New Geely-based Smart SUV Set For Chinese Debut In 2022
This new Smart crossover will be designed by Mercedes-Benz but built on Geely’s SEA platform.
While BMW succeeded in reviving the MINI brand at the turn of the millennium into the successful automaker that it is today, Daimler however didn’t really have much luck with its own city car spinoff. That is because Smart has in essence all but disappeared these days, after its brief time in the limelight in the early 2000s with quirky offerings like the ForTwo, Roadster and ForFour.
Despite its nominal international presence however, it appears that there is still some life left in the brand yet, as Smart has recently teased the upcoming arrival of an all-electric crossover. Set to rival the likes of the MINI Countryman, this first model in what is termed to be the marque’s next-generation lineup is to be unveiled at the Frankfurt Auto Show in September and go on sale in both Europe and China in 2022.
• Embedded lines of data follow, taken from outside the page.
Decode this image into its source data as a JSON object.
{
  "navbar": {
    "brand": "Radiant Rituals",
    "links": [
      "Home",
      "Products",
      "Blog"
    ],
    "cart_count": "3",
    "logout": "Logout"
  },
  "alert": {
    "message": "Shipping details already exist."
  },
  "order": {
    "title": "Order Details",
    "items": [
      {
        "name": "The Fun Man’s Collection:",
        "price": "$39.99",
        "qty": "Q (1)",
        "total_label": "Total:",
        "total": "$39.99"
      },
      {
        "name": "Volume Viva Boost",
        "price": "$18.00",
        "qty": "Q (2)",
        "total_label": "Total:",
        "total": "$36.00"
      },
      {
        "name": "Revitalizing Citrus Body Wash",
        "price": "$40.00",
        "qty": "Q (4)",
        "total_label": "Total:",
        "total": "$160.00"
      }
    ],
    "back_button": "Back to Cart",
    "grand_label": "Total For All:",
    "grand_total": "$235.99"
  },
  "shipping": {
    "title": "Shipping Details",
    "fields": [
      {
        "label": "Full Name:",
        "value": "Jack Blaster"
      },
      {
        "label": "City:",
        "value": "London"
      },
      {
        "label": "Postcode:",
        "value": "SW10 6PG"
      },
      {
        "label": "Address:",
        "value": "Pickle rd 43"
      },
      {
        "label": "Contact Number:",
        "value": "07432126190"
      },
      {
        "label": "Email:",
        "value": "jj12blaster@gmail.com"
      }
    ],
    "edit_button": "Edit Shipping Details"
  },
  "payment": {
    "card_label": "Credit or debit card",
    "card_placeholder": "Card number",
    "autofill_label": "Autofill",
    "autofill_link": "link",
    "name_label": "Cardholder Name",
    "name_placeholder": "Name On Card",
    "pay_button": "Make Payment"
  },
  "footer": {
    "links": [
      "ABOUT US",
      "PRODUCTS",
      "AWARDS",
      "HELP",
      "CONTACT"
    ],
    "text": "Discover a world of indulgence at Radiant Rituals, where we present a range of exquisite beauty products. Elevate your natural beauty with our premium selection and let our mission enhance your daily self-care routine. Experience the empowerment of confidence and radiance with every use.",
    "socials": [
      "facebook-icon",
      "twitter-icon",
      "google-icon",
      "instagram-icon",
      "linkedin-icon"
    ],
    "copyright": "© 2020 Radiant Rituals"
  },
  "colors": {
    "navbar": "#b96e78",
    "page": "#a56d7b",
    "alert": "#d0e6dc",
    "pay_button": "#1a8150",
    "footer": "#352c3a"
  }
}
Details on this five-door Smart is predictably still thin on the ground at the moment, but what is known is that this new e-crossover will be designed by Mercedes-Benz but built on Geely’s Sustainable Experience Architecture (SEA) platform. Various reports indicate that eventual production cars will feature a sole rear-mounted electric motor outputting 268 hp hooked up to a 70 kWh lithium-ion battery pack good for an NEDC range of about 500 km, though this is all unconfirmed thus far.
Seeing as it is based on Geely’s SEA too, there is reason to believe that various autonomous driving functionalities and over-the-air (OTA) update technology would also be made available on this new e-crossover. What has nevertheless been officially confirmed however is that, as with all Smarts these days, this upcoming model will be built over in China.
Now to those who are still wondering how this SEA-based Smart that will be built in China came to be, it is actually due to the automaker currently being partly owned by the Chinese auto giant. See back in 2020, a joint-venture deal was inked between Mercedes-Benz and Geely in the German automaker’s last-ditch attempt to save the struggling Smart from its dismal sales performance, and hence this will be one of the first products to be launched from this 50:50 co-ownership collaboration.
Having said that however, this is actually not the first all-electric crossover that will have Smart roots. That honour instead has to go to the Beijing Auto E-Series, which was based on the platform of the first generation ForFour that BAIC bought from Daimler back in 2009.
Looking very much like a Mercedes B-Class, BAIC had gotten rather creative over the years of the E-Series production that eventually spawned the Beijing EC5 in 2019. An all-electric compact crossover that is still sitting on the ForFour platform but featuring an 80 kW electric motor connected to a 48.14 kWh battery pack, this then is technically the first e-crossover to come with some Smart heritage to its name.